Le conocí hace tiempo. Era pequeño y regordete. Pero los años no pasan en valde. Y a él le sucedió esa cosa que se llama adolescencia. Se estilizó, se le puso cara de hombre, se ahondó su hoyuelo, le salió bigote, de ese que es un primer esbozo. Él no quiere ir a la escuela. Hace rato que debería haberla terminado, pero él no quiere. Me doy cuenta de que ahora el camino es otro. Aún así trato de convencerle para que vaya, pero sé que es inútil. Ya demasiado grande, demasiada vergüenza en el desfase. Ahora el empeño ha de ser otro. Convencerle para que se conserve limpio como es. Para que huya de los líos que le acechan. Para que siga diciendo no a la pasta base. Para que encuentre algo que hacer y que le guste. Yo sé que él podrá porque es especial. Y si no, miren esto.

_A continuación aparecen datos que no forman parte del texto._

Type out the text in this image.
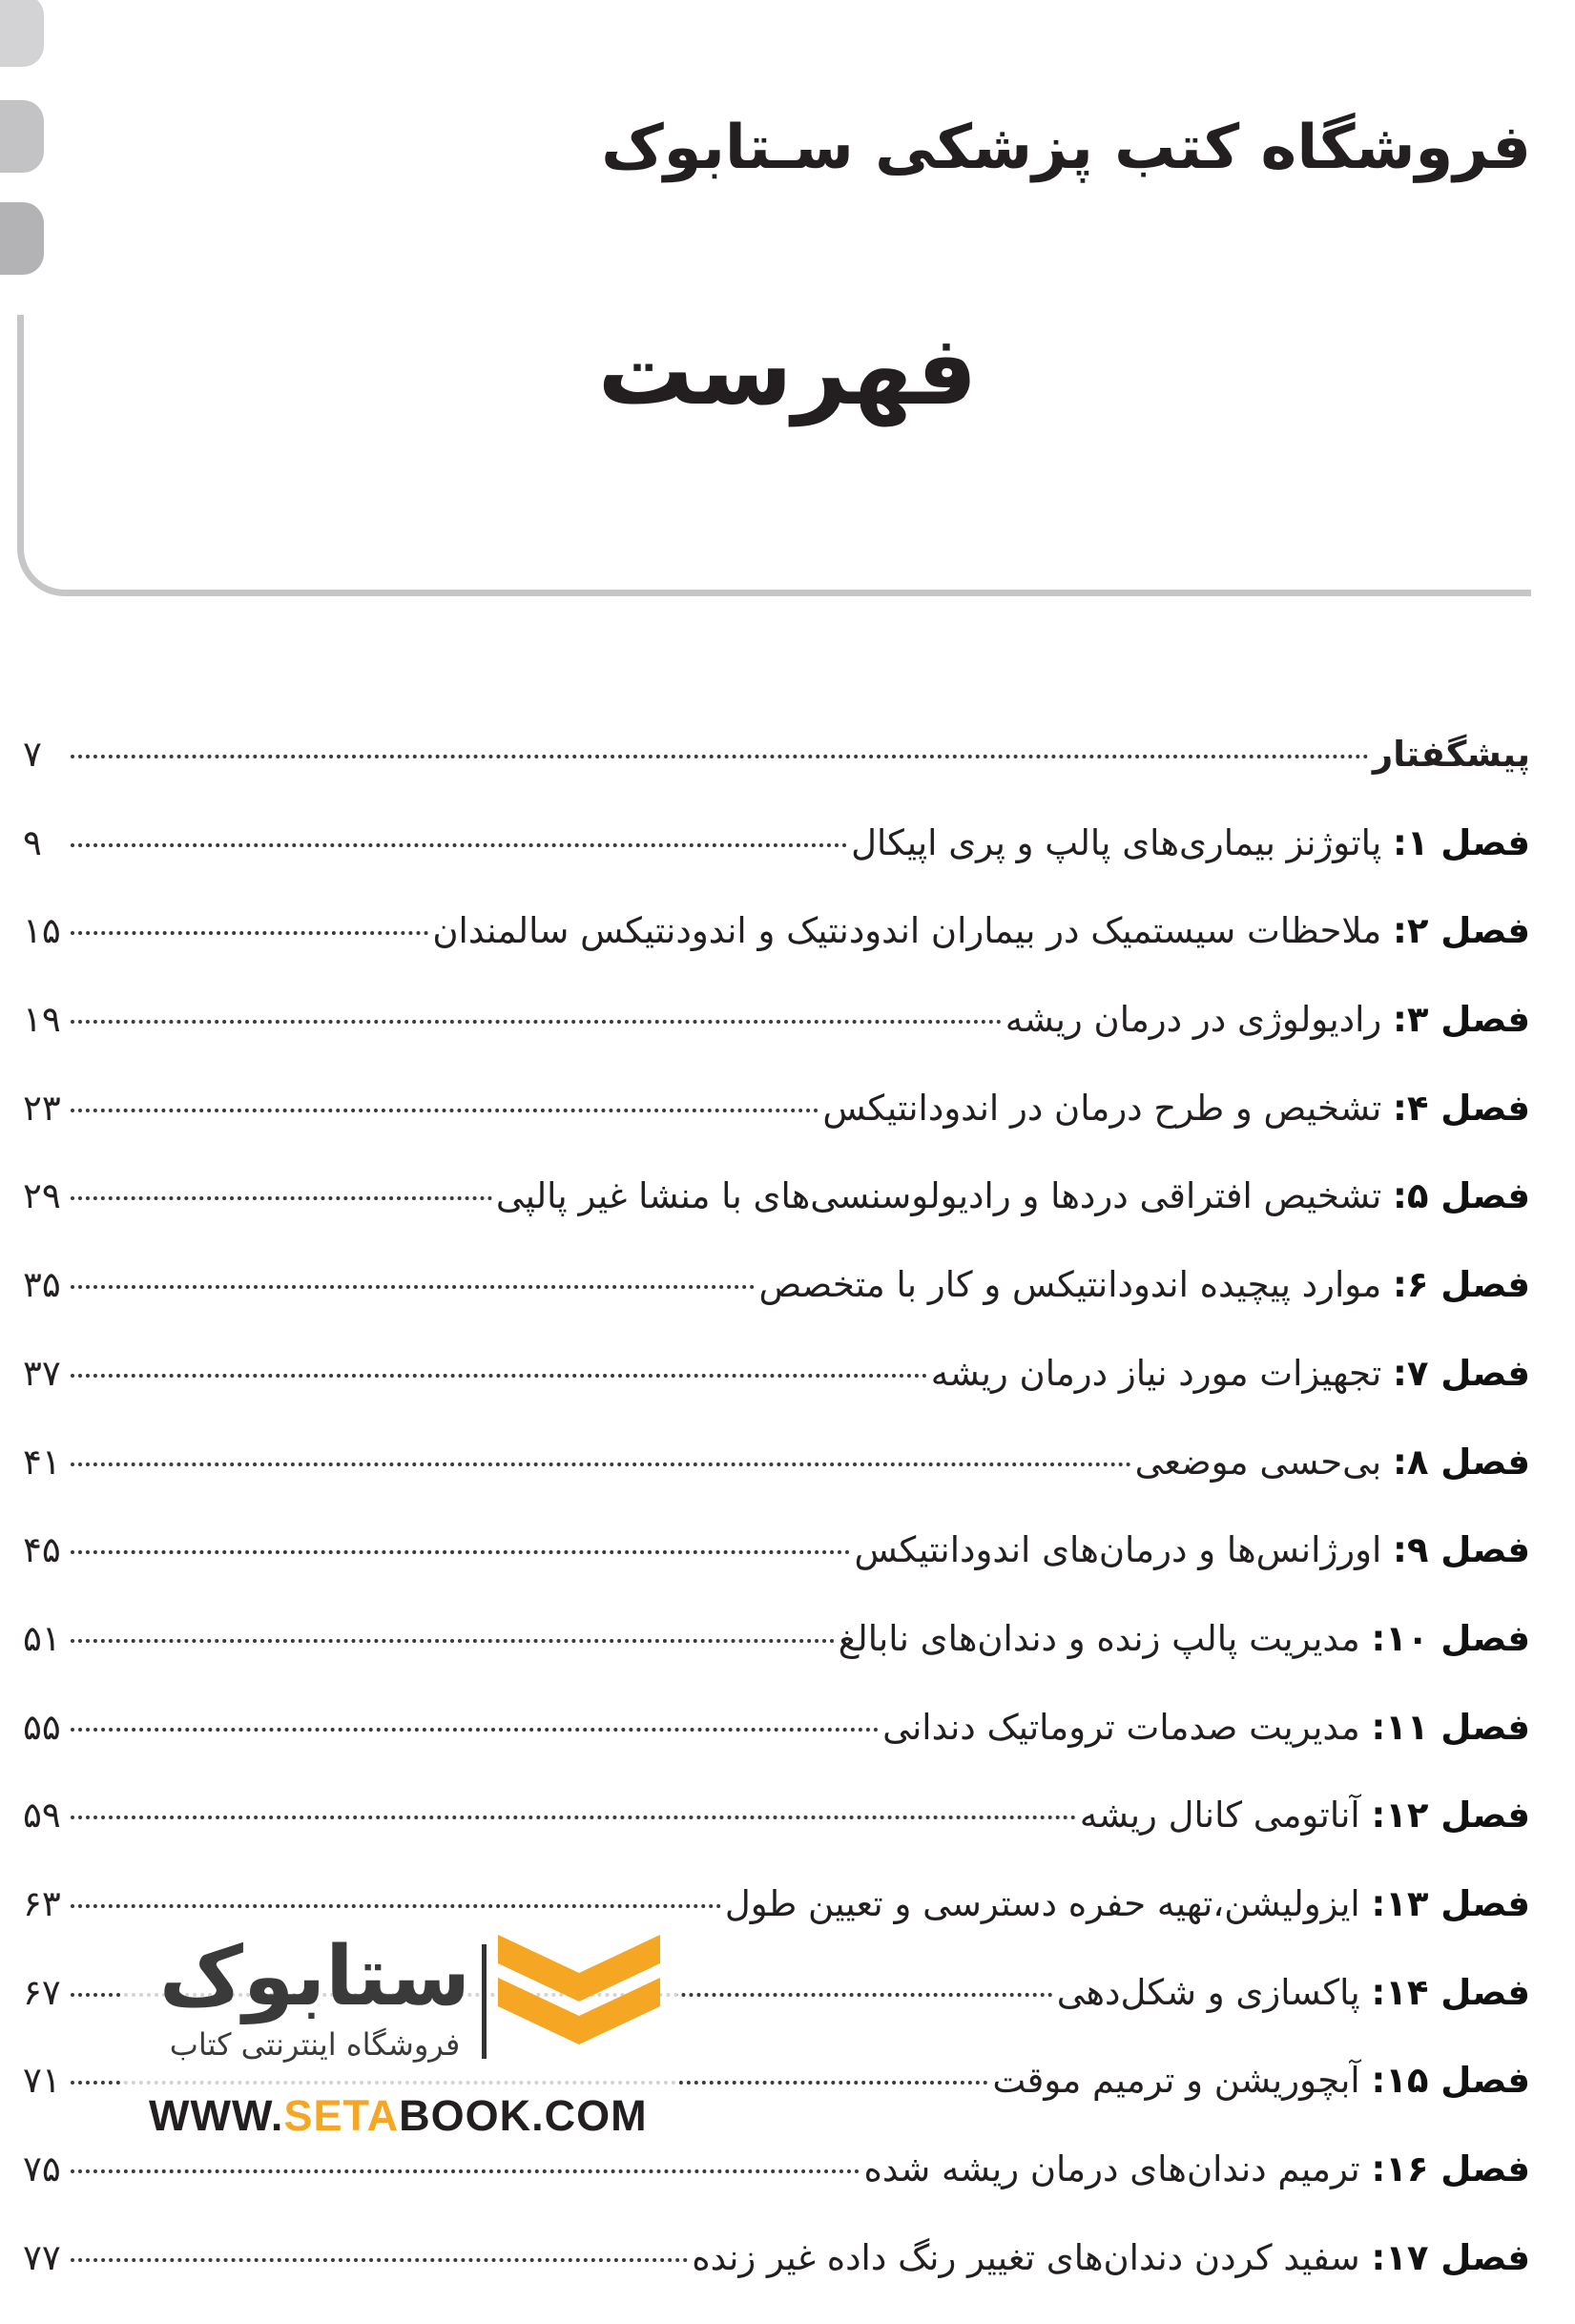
فروشگاه کتب پزشکی سـتابوک
فهرست
پیشگفتار
۷
فصل ۱: پاتوژنز بیماری‌های پالپ و پری اپیکال
۹
فصل ۲: ملاحظات سیستمیک در بیماران اندودنتیک و اندودنتیکس سالمندان
۱۵
فصل ۳: رادیولوژی در درمان ریشه
۱۹
فصل ۴: تشخیص و طرح درمان در اندودانتیکس
۲۳
فصل ۵: تشخیص افتراقی دردها و رادیولوسنسی‌های با منشا غیر پالپی
۲۹
فصل ۶: موارد پیچیده اندودانتیکس و کار با متخصص
۳۵
فصل ۷: تجهیزات مورد نیاز درمان ریشه
۳۷
فصل ۸: بی‌حسی موضعی
۴۱
فصل ۹: اورژانس‌ها و درمان‌های اندودانتیکس
۴۵
فصل ۱۰: مدیریت پالپ زنده و دندان‌های نابالغ
۵۱
فصل ۱۱: مدیریت صدمات تروماتیک دندانی
۵۵
فصل ۱۲: آناتومی کانال ریشه
۵۹
فصل ۱۳: ایزولیشن،تهیه حفره دسترسی و تعیین طول
۶۳
فصل ۱۴: پاکسازی و شکل‌دهی
۶۷
فصل ۱۵: آبچوریشن و ترمیم موقت
۷۱
فصل ۱۶: ترمیم دندان‌های درمان ریشه شده
۷۵
فصل ۱۷: سفید کردن دندان‌های تغییر رنگ داده غیر زنده
۷۷
ستابوک
فروشگاه اینترنتی کتاب
WWW.SETABOOK.COM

Lo encuentro en la noche montevideana. Yo sentada en un banco, en la Plaza del Entrevero, conversando con otro ser hermoso. De repente pasa él, me reconoce y se para. Nosotras le invitamos a sentarse. Lo hace y empezamos a conversar. Ella comenta - detrás de aquellos edificios está la luna escondida. Dentro de un rato se verá - Joaquín se queja porque aún no la puede ver. Le digo, - cuando te vayas, si vas hacia aquel lado y te das la vuelta, la verás -. Me mira y no dice nada más. Seguimos conversando de otras cosas largo rato, hasta que decide irse. Nos despedimos con un beso y un abrazo. Él comienza a caminar. Le miro alejarse. De repente, se da la vuelta y busca la luna. La mira, se sorprende y en la lejanía, nos busca a nosotras, para sonreírnos y señalarnos ese redondel blanco, como diciéndonos - ¡ahí está! -. Nosotras levantamos los brazos, -¡sí, ahí está!- Él queda rato mirándola, sigue caminando, la vuelve a mirar, nos dedica una última mirada y con un adiós y se pierde en la noche.
Montevideo. Joaquín. La luna. El banco. La Plaza. La compañía. Yo. El camino que sigue.